Disclaimer: I know the author of this book. She did not solicit this review or my purchase of the book. I brought my copy because (1) her telling of auditioning narrators for the audio book was hilarious (2) she made me feel welcome and (3) for every author that is a douche, there are at least ten who aren’t and who deserve a readership. The only way to find those is to read.
The disclaimer doesn’t cover everything, however. This book is classified as New Adult (which for the longest time I confused with New Age), and I have been quasi avoiding books in the genre because several people whose opinions I respect really have posted some rather strong reviews about the genre. I can say that I would not have brought this book if I hadn’t heard Xio Axelrod tell the audition story (and honestly, get her to tell this story if you meet her). Largely most of the reviews I have seen about New Adult seem to involve a bad boy who should be gelded, and who is based on Twilight stalkers.
Thankfully, this is not the case with The Calum.
Lovie goes along to Scotland with her friend Jo, for Jo wants to find the living embodiment of the Calum, a hero from a romance book. (Yes, I was thinking Outlander too, and we all know how many women would want Jamie, but you know what, I like modern plumbing and voting against racist assholes). Once there (bonus point for setting the story somewhere other than Edinburgh), Jo meets the Calum (who name is Hamish because there is a rule about setting a story in Scotland and having a character with the name of Hamish or Angus). This leaves Lovie on her own, but that is fine because Lovie has meet a good shot of slow burn Scotch by the name of Duff, who is close friends with Hamish.
The plot enfolds pretty much the way you would think a romance plot should, and let’s be honest, when you read a romance, you pretty much know the standard plot. What makes a good novel, therefore, are pretty basic – writing, how twists are handled, and characterization.
Xio Axelrod does pretty damn well with all of these.
The novel’s weakest point for me (and this is relative) is that the sense of place could have been stronger. While, you never lose the sense that you are in Scotland, there a few times when the reader is told of the beauty but never really shown the beauty in the terms of the description.
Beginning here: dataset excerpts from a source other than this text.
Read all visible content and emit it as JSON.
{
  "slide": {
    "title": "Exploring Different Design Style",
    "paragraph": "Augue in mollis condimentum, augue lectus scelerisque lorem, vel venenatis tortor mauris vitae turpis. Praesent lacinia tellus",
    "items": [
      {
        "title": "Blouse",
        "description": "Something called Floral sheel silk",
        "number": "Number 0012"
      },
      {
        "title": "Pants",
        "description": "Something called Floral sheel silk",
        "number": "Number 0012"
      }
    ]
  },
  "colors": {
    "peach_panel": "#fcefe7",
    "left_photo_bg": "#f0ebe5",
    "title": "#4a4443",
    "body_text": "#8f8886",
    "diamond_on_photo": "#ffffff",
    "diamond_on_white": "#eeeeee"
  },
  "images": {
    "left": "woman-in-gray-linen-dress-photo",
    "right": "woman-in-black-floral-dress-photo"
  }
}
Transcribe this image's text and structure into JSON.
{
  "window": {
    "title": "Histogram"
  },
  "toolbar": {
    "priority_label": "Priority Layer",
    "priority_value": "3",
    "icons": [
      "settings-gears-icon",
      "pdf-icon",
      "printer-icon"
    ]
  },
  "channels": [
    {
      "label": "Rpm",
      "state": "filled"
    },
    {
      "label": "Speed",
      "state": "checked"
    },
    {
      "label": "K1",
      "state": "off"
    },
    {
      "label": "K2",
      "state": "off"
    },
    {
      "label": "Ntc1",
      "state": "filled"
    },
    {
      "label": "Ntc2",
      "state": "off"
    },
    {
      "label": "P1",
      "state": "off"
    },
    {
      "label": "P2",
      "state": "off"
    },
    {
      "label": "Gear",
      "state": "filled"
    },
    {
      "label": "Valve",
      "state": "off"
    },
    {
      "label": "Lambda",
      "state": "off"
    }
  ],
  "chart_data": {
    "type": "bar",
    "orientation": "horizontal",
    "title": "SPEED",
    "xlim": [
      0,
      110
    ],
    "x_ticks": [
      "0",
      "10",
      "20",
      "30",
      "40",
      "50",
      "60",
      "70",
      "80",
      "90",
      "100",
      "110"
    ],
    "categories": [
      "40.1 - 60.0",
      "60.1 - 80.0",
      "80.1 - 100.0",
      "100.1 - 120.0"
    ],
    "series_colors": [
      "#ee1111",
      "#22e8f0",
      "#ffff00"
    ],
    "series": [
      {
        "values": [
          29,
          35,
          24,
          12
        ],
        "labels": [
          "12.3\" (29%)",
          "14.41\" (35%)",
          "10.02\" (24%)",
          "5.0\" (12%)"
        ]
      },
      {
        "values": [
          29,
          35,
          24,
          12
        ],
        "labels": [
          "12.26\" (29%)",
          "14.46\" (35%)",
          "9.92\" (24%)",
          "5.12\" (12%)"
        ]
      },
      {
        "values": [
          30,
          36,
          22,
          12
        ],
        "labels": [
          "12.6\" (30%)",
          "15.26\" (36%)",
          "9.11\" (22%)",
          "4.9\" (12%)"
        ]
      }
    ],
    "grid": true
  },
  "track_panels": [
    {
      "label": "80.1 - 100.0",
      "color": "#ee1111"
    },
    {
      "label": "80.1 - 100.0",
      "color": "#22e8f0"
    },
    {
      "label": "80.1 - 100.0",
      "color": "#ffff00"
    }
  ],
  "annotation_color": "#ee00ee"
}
However, this lack is more than made up with the characters, foremost being the characters of Lovie and Jo. There is a tendency in books with women leads to have the lead be the most adult, most responsible woman in the novel. The end result of this is that the female lead comes across as a right bitch or a long suffering martyr most of the time. Xio Axelrod avoids falling into this trap, and there is a brilliant sequence when you are showed exactly why Lovie and Jo are friends. Jo is simply not an airhead blonde. It was my favorite part of the book.
Well, maybe one of them because I also really loved the portrayal of women going for what they want and not feeling guilt for it.
Lovie, too, is a wonderful character. Smart and pretty, but not super skinny. She has her issues, but has enough self awareness that she does grow as a character. The romance she develops with Duff is just as believable as she is, making it a romance that reader wants to work as opposed to one that the reader simply knows is going to work. And one of my favorite scenes involves Lovie, her hair, and Duff’s grandma.
And Duff – a romantic hero who is not doing anything illegal, who has problems that are oh so human, and who thankfully, acts like a man who deserves the woman. He may not be wearing a kilt, but wow.
You have no idea how nice it was not to read a romance book where I didn’t feel an urge to arrest the romantic lead.
And the writing – the writing is hot!
So when are the sequels coming out?
As a last word, after reading this book, I brought a copy for a friend. That is how much I liked it.